Se acercó Hajj Abu Mahmoud, puso su mano suavemente sobre su hombro y dijo:
—Algunos encuentros se parecen a la lluvia, Numan. No sabes cuándo caerá, pero deja algo en ti que no se olvida.
Numan bajó la cabeza y luego dijo con tono cálido mezclado con melancolía:
—Qué extraña es la vida… a veces lo extraño está más cerca que lo cercano.
Hajj Abu Mahmoud rió suavemente y bromeó:
—¿Y empezaste a ver lo que antes no veías? ¿O tus ojos se han vuelto más blandos?
Numan no respondió de inmediato; se apoyó en la mesa y comenzó a doblar algunas telas con calma, como si doblara también un poco de su vacilación. Tras un instante de silencio suave, dijo:
—Muna… estuvo diferente hoy. Menos dura… como si algo hubiera cambiado.
Respondió Hajj Abu Mahmoud mientras reorganizaba algunos papeles:
—Y tal vez fuiste tú quien cambió, Numan. A veces, cuando nos calmamos por dentro, escuchamos la voz del otro de manera nueva.
Se apoderó un breve silencio, roto únicamente por el sonido del tejido mientras Numan lo doblaba con suma delicadeza.
Luego levantó la cabeza y contempló la luz reflejada en el vidrio del escaparate, hablando consigo mismo:
—No sé qué ha cambiado por completo… pero ya no la veo como quien me causó daño. Hay algo… algo que se parece al arrepentimiento en sus ojos, o tal vez soy yo… yo quien ha empezado a leerla de otra manera.
Se acercó Hajj Abu Mahmoud, puso su mano sobre su hombro con ternura y susurró con voz cercana a la sabiduría:
—No temas sentir, hijo mío. El corazón que no se ablanda… envejece demasiado pronto.

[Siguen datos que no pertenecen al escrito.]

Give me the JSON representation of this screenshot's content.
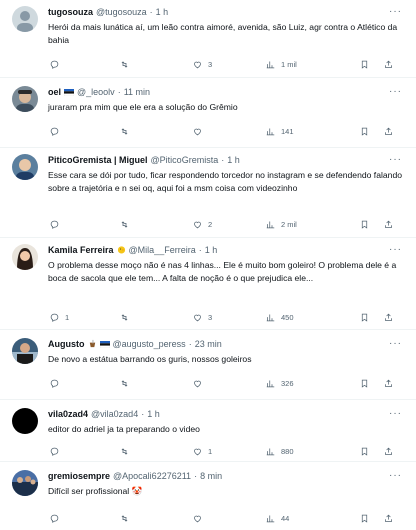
{
  "tweets": [
    {
      "name": "tugosouza",
      "handle": "@tugosouza",
      "time": "1 h",
      "text": "Herói da mais lunática aí, um leão contra aimoré, avenida, são Luiz, agr contra o Atlético da bahia",
      "replies": "",
      "retweets": "",
      "likes": "3",
      "views": "1 mil"
    },
    {
      "name": "oel",
      "handle": "@_leoolv",
      "time": "11 min",
      "text": "juraram pra mim que ele era a solução do Grêmio",
      "replies": "",
      "retweets": "",
      "likes": "",
      "views": "141"
    },
    {
      "name": "PiticoGremista | Miguel",
      "handle": "@PiticoGremista",
      "time": "1 h",
      "text": "Esse cara se dói por tudo, ficar respondendo torcedor no instagram e se defendendo falando sobre a trajetória e n sei oq, aqui foi a msm coisa com videozinho",
      "replies": "",
      "retweets": "",
      "likes": "2",
      "views": "2 mil"
    },
    {
      "name": "Kamila Ferreira",
      "handle": "@Mila__Ferreira",
      "time": "1 h",
      "text": "O problema desse moço não é nas 4 linhas... Ele é muito bom goleiro! O problema dele é a boca de sacola que ele tem... A falta de noção é o que prejudica ele...",
      "replies": "1",
      "retweets": "",
      "likes": "3",
      "views": "450"
    },
    {
      "name": "Augusto",
      "handle": "@augusto_peress",
      "time": "23 min",
      "text": "De novo a estátua barrando os guris, nossos goleiros",
      "replies": "",
      "retweets": "",
      "likes": "",
      "views": "326"
    },
    {
      "name": "vila0zad4",
      "handle": "@vila0zad4",
      "time": "1 h",
      "text": "editor do adriel ja ta preparando o video",
      "replies": "",
      "retweets": "",
      "likes": "1",
      "views": "880"
    },
    {
      "name": "gremiosempre",
      "handle": "@Apocali62276211",
      "time": "8 min",
      "text": "Difícil ser profissional 🤡",
      "replies": "",
      "retweets": "",
      "likes": "",
      "views": "44"
    }
  ],
  "icons": {
    "more": "more-icon",
    "reply": "reply-icon",
    "retweet": "retweet-icon",
    "like": "like-icon",
    "views": "views-icon",
    "bookmark": "bookmark-icon",
    "share": "share-icon"
  },
  "colors": {
    "text": "#0f1419",
    "secondary": "#536471",
    "border": "#eff3f4",
    "chick_badge": "#f5c518"
  }
}
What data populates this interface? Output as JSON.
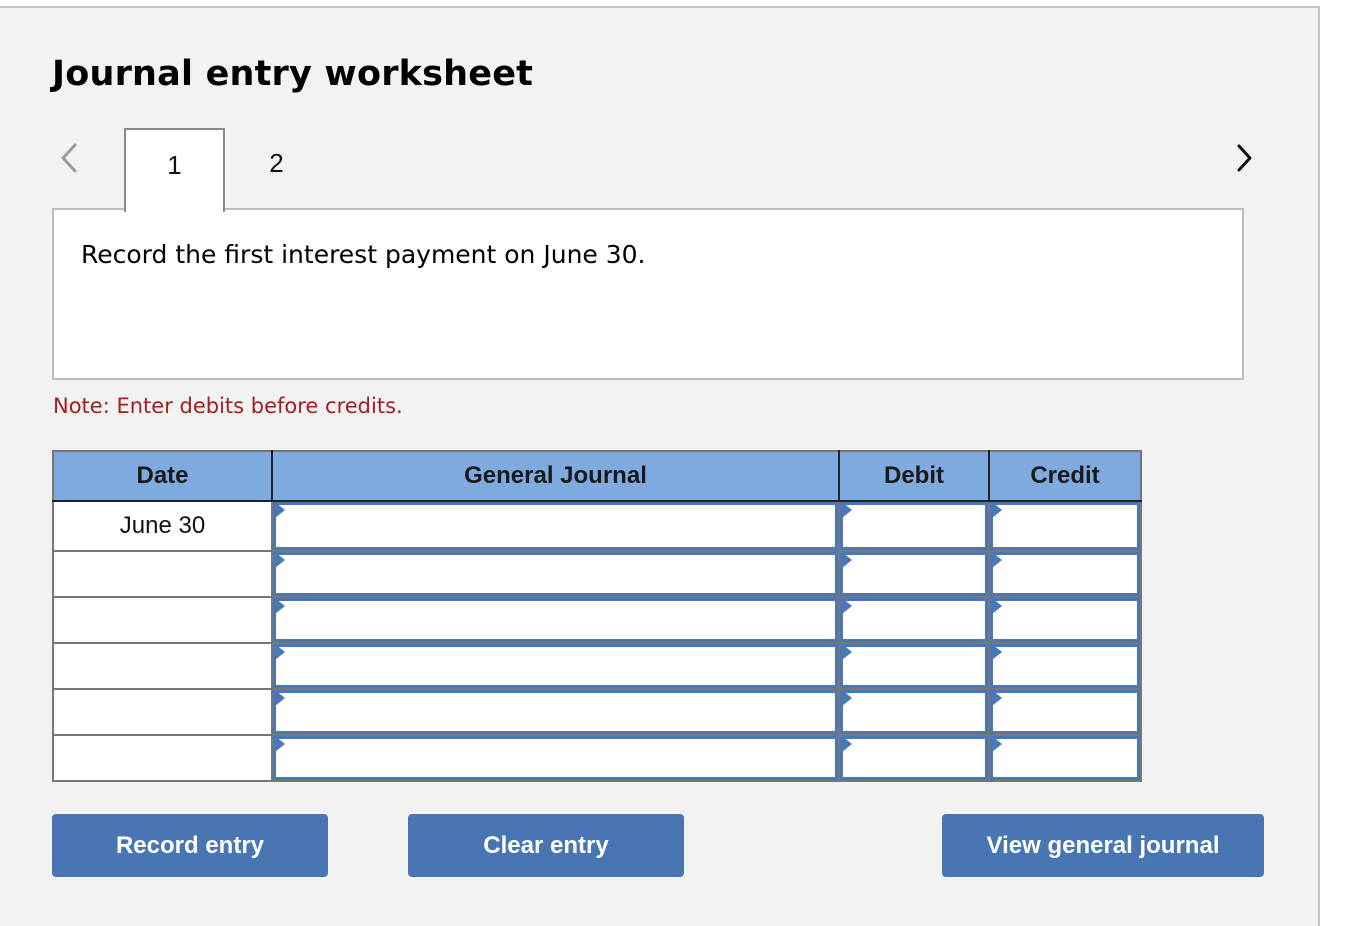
{
  "worksheet": {
    "title": "Journal entry worksheet",
    "nav": {
      "prev_icon": "chevron-left-icon",
      "next_icon": "chevron-right-icon",
      "prev_enabled": false,
      "next_enabled": true
    },
    "tabs": [
      {
        "label": "1",
        "active": true
      },
      {
        "label": "2",
        "active": false
      }
    ],
    "prompt": "Record the first interest payment on June 30.",
    "note": "Note: Enter debits before credits."
  },
  "journal": {
    "columns": [
      "Date",
      "General Journal",
      "Debit",
      "Credit"
    ],
    "rows": [
      {
        "date": "June 30",
        "account": "",
        "debit": "",
        "credit": ""
      },
      {
        "date": "",
        "account": "",
        "debit": "",
        "credit": ""
      },
      {
        "date": "",
        "account": "",
        "debit": "",
        "credit": ""
      },
      {
        "date": "",
        "account": "",
        "debit": "",
        "credit": ""
      },
      {
        "date": "",
        "account": "",
        "debit": "",
        "credit": ""
      },
      {
        "date": "",
        "account": "",
        "debit": "",
        "credit": ""
      }
    ]
  },
  "buttons": {
    "record": "Record entry",
    "clear": "Clear entry",
    "view": "View general journal"
  },
  "colors": {
    "header_bg": "#7faadf",
    "input_border": "#4a77b6",
    "button_bg": "#4876b3",
    "note_text": "#a11f1f",
    "panel_bg": "#f2f2f2"
  }
}
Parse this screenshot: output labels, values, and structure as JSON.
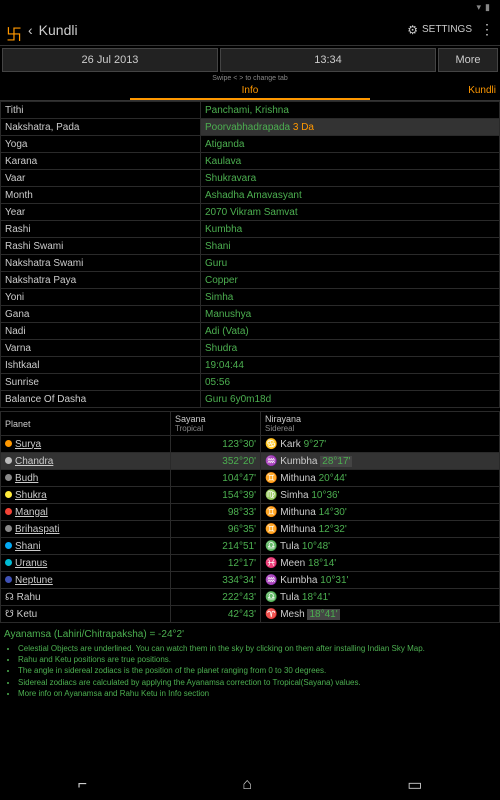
{
  "status": {
    "time": ""
  },
  "appbar": {
    "title": "Kundli",
    "settings": "SETTINGS"
  },
  "toolbar": {
    "date": "26 Jul 2013",
    "time": "13:34",
    "more": "More"
  },
  "swipe_hint": "Swipe < > to change tab",
  "tabs": {
    "active": "Info",
    "next": "Kundli"
  },
  "info": [
    {
      "k": "Tithi",
      "v": "Panchami, Krishna"
    },
    {
      "k": "Nakshatra, Pada",
      "v": "Poorvabhadrapada",
      "suffix": "3 Da",
      "hl": true
    },
    {
      "k": "Yoga",
      "v": "Atiganda"
    },
    {
      "k": "Karana",
      "v": "Kaulava"
    },
    {
      "k": "Vaar",
      "v": "Shukravara"
    },
    {
      "k": "Month",
      "v": "Ashadha Amavasyant"
    },
    {
      "k": "Year",
      "v": "2070 Vikram Samvat"
    },
    {
      "k": "Rashi",
      "v": "Kumbha"
    },
    {
      "k": "Rashi Swami",
      "v": "Shani"
    },
    {
      "k": "Nakshatra Swami",
      "v": "Guru"
    },
    {
      "k": "Nakshatra Paya",
      "v": "Copper"
    },
    {
      "k": "Yoni",
      "v": "Simha"
    },
    {
      "k": "Gana",
      "v": "Manushya"
    },
    {
      "k": "Nadi",
      "v": "Adi (Vata)"
    },
    {
      "k": "Varna",
      "v": "Shudra"
    },
    {
      "k": "Ishtkaal",
      "v": "19:04:44"
    },
    {
      "k": "Sunrise",
      "v": "05:56"
    },
    {
      "k": "Balance Of Dasha",
      "v": "Guru 6y0m18d"
    }
  ],
  "planet_headers": {
    "c0": "Planet",
    "c1": "Sayana",
    "c1sub": "Tropical",
    "c2": "Nirayana",
    "c2sub": "Sidereal"
  },
  "planets": [
    {
      "dot": "#ff9800",
      "name": "Surya",
      "trop": "123°30'",
      "sign": "♋ Kark",
      "deg": "9°27'"
    },
    {
      "dot": "#bbb",
      "name": "Chandra",
      "trop": "352°20'",
      "sign": "♒ Kumbha",
      "deg": "28°17'",
      "hl": true,
      "deg_hl": true
    },
    {
      "dot": "#888",
      "name": "Budh",
      "trop": "104°47'",
      "sign": "♊ Mithuna",
      "deg": "20°44'"
    },
    {
      "dot": "#ffeb3b",
      "name": "Shukra",
      "trop": "154°39'",
      "sign": "♍ Simha",
      "deg": "10°36'"
    },
    {
      "dot": "#f44336",
      "name": "Mangal",
      "trop": "98°33'",
      "sign": "♊ Mithuna",
      "deg": "14°30'"
    },
    {
      "dot": "#888",
      "name": "Brihaspati",
      "trop": "96°35'",
      "sign": "♊ Mithuna",
      "deg": "12°32'"
    },
    {
      "dot": "#03a9f4",
      "name": "Shani",
      "trop": "214°51'",
      "sign": "♎ Tula",
      "deg": "10°48'"
    },
    {
      "dot": "#00bcd4",
      "name": "Uranus",
      "trop": "12°17'",
      "sign": "♓ Meen",
      "deg": "18°14'"
    },
    {
      "dot": "#3f51b5",
      "name": "Neptune",
      "trop": "334°34'",
      "sign": "♒ Kumbha",
      "deg": "10°31'"
    },
    {
      "sym": "☊",
      "name": "Rahu",
      "no_ul": true,
      "trop": "222°43'",
      "sign": "♎ Tula",
      "deg": "18°41'"
    },
    {
      "sym": "☋",
      "name": "Ketu",
      "no_ul": true,
      "trop": "42°43'",
      "sign": "♈ Mesh",
      "deg": "18°41'",
      "deg_hl": true
    }
  ],
  "ayanamsa": "Ayanamsa (Lahiri/Chitrapaksha) = -24°2'",
  "bullets": [
    "Celestial Objects are underlined. You can watch them in the sky by clicking on them after installing Indian Sky Map.",
    "Rahu and Ketu positions are true positions.",
    "The angle in sidereal zodiacs is the position of the planet ranging from 0 to 30 degrees.",
    "Sidereal zodiacs are calculated by applying the Ayanamsa correction to Tropical(Sayana) values.",
    "More info on Ayanamsa and Rahu Ketu in Info section"
  ]
}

Luego volvió a su trabajo, dejando a Numan en su ensimismamiento, doblando la última pieza de tela frente a él, pero esta vez prolongó la mirada, quizás porque su color… recordaba al suéter gris que Muna había llevado hoy.
Mientras se sumergía en aquel silencio aterciopelado, sonó la campana sobre la puerta. Entró un cliente, y Numan se sobresaltó levemente, volviendo a su puesto con su acostumbrada sonrisa… pero su corazón ya no era como antes de este día.
El cliente era un hombre elegante de unos cuarenta años, con un dejo de cansancio familiar para Numan, como si viniera de un día largo que no le permitió tomar un respiro. Numan lo saludó con cordialidad y señaló, mientras se movía detrás de la mesa de exposición:
—A su disposición… ¿qué le gustaría ver?
El hombre respondió mientras examinaba las telas cuidadosamente dispuestas:
—Busco un tejido que se parezca al verano… ligero, pero con dignidad.
Numan sonrió, como si esa solicitud tocara una fibra en su interior:
—Hay un tipo nuevo que llegó hace unos días… ligero, pero que mantiene su forma, como alguien que conoce su valor y no finge.
Sacó un paño de color azul pálido y lo extendió suavemente sobre la mesa. La mano del cliente se posó sobre la tela, la tocó con admiración silenciosa, y dijo:
—Es como la sombra de una nube sobre el mar.
Numan asintió, pero no comentó nada. Sintió algo que daba sentido a las palabras que escuchaba, como si comprenderlas reorganizara el lugar del hablante dentro de sí mismo. Ese momento, con toda su sencillez, se parecía a las historias que comienzan sin ruido.
Mientras el cliente se concentraba en elegir colores, la voz de Hajj Abu Mahmoud llegó desde atrás:
—No subestimes los pequeños momentos, Numan… son los que marcan la diferencia entre un día común y uno que se recuerda.
Numan respondió sin volverse:
—¿Puede la vida cambiar por una mirada? ¿O por una palabra dicha sin planificación?
Hajj Abu Mahmoud rió, acercándose al escaparate:
—La vida misma puede comenzar por un error de imprenta… o por un punto colocado en el lugar equivocado.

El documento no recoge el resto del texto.